Thrombotic microangiopathy (TMA) is one of the most devastating sequalae of kidney transplantation. A number of published articles have covered either de novo or recurrent TMA in an isolated manner. We have, hereby, in this article endeavored to address both types of TMA in a comparative mode. We appreciate that de novo TMA is more common and its prognosis is poorer than recurrent TMA; the latter has a genetic background, with mutations that impact disease behavior and, consequently, allograft and patient survival. Post-transplant TMA can occur as a recurrence of the disease involving the native kidney or as de novo disease with no evidence of previous involvement before transplant. While atypical hemolytic uremic syndrome is a rare disease that results from complement dysregulation with alternative pathway overactivity, de novo TMA is a heterogenous set of various etiologies and constitutes the vast majority of post-transplant TMA cases. Management of both diseases varies from simple maneuvers, e.g., plasmapheresis, drug withdrawal or dose modification, to lifelong complement blockade, which is rather costly. Careful donor selection and proper recipient preparation, including complete genetic screening, would be a pragmatic approach. Novel therapies, e.g., purified products of the deficient genes, though promising in theory, are not yet of proven value.
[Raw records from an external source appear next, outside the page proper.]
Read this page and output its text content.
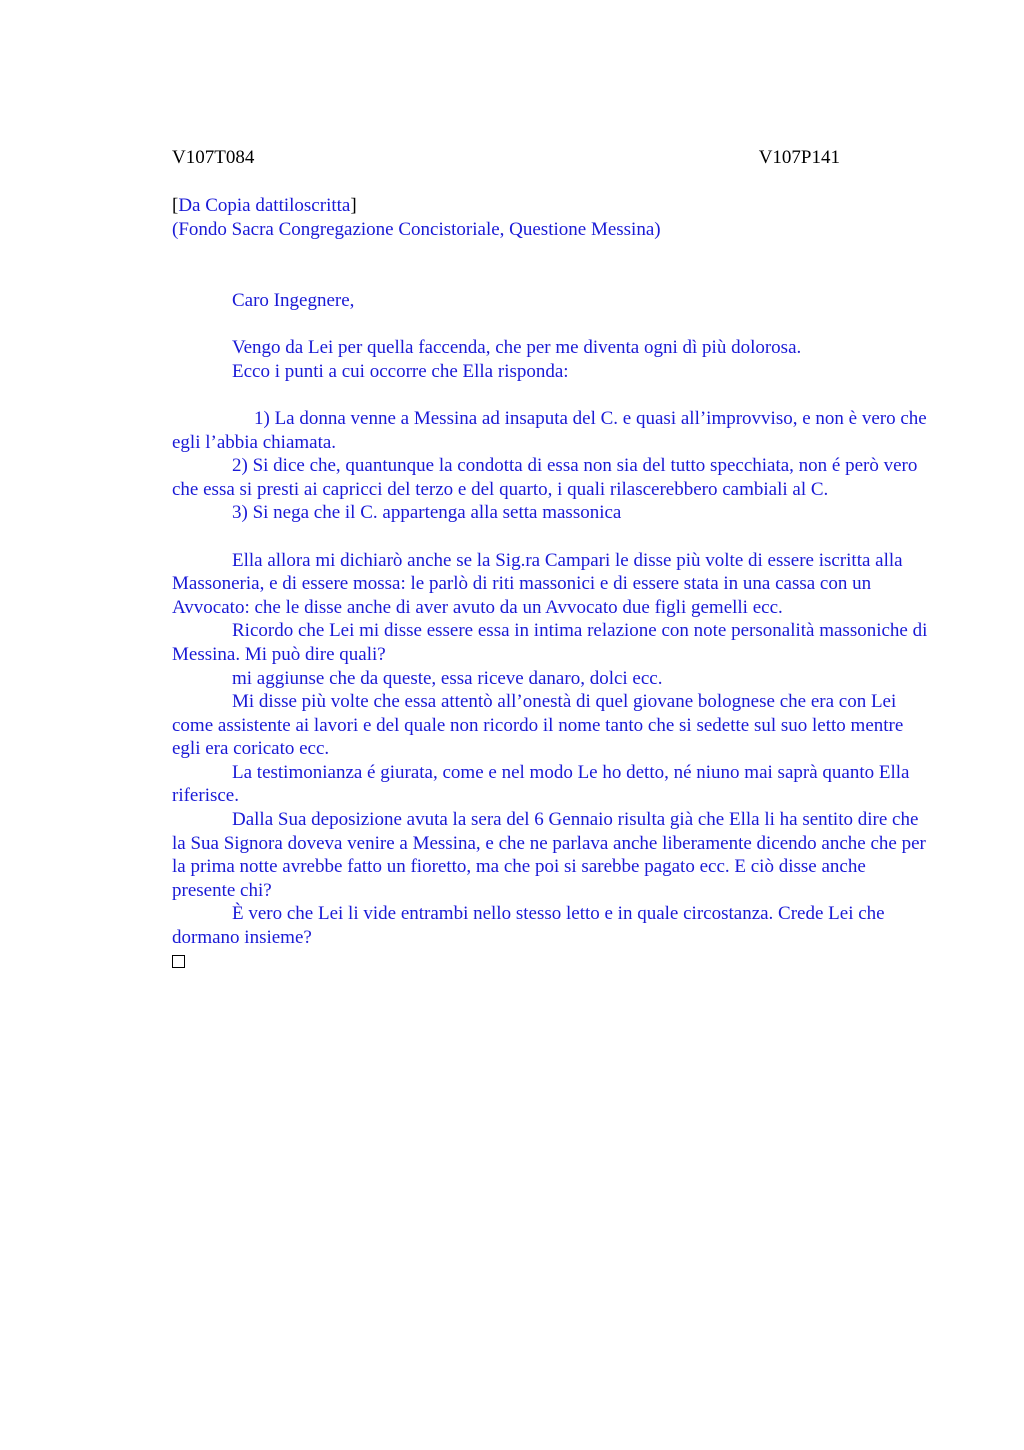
V107T084	V107P141
[Da Copia dattiloscritta]
(Fondo Sacra Congregazione Concistoriale, Questione Messina)

Caro Ingegnere,

Vengo da Lei per quella faccenda, che per me diventa ogni dì più dolorosa.

Ecco i punti a cui occorre che Ella risponda:

1) La donna venne a Messina ad insaputa del C. e quasi all’improvviso, e non è vero che egli l’abbia chiamata.

2) Si dice che, quantunque la condotta di essa non sia del tutto specchiata, non é però vero che essa si presti ai capricci del terzo e del quarto, i quali rilascerebbero cambiali al C.

3) Si nega che il C. appartenga alla setta massonica

Ella allora mi dichiarò anche se la Sig.ra Campari le disse più volte di essere iscritta alla Massoneria, e di essere mossa: le parlò di riti massonici e di essere stata in una cassa con un Avvocato: che le disse anche di aver avuto da un Avvocato due figli gemelli ecc.

Ricordo che Lei mi disse essere essa in intima relazione con note personalità massoniche di Messina. Mi può dire quali?

mi aggiunse che da queste, essa riceve danaro, dolci ecc.

Mi disse più volte che essa attentò all’onestà di quel giovane bolognese che era con Lei come assistente ai lavori e del quale non ricordo il nome tanto che si sedette sul suo letto mentre egli era coricato ecc.

La testimonianza é giurata, come e nel modo Le ho detto, né niuno mai saprà quanto Ella riferisce.

Dalla Sua deposizione avuta la sera del 6 Gennaio risulta già che Ella li ha sentito dire che la Sua Signora doveva venire a Messina, e che ne parlava anche liberamente dicendo anche che per la prima notte avrebbe fatto un fioretto, ma che poi si sarebbe pagato ecc. E ciò disse anche presente chi?

È vero che Lei li vide entrambi nello stesso letto e in quale circostanza. Crede Lei che dormano insieme?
Keywords: Kidney transplantation; De novo thrombotic microangiopathy; Thrombotic microangiopathy; Recurrent thrombotic microangiopathy; Atypical hemolytic uremic syndrome

Core tip: Many articles in the literature have covered either de novo or recurrent thrombotic microangiopathy (TMA) in an isolated manner; we tried here in this article to gather the criteria of both types in one review for comparison. Contrary to what was believed in the past, de novo TMA is more common and its prognosis is poorer. On the other hand, recurrent TMA relies on a wide base of genetic backgrounds, with mutation errors differing in their impact on disease behavior and consequently on allograft and patient survival. This base for instance is rapidly expanding, and ultimately warrants a parallel robust work up regimen.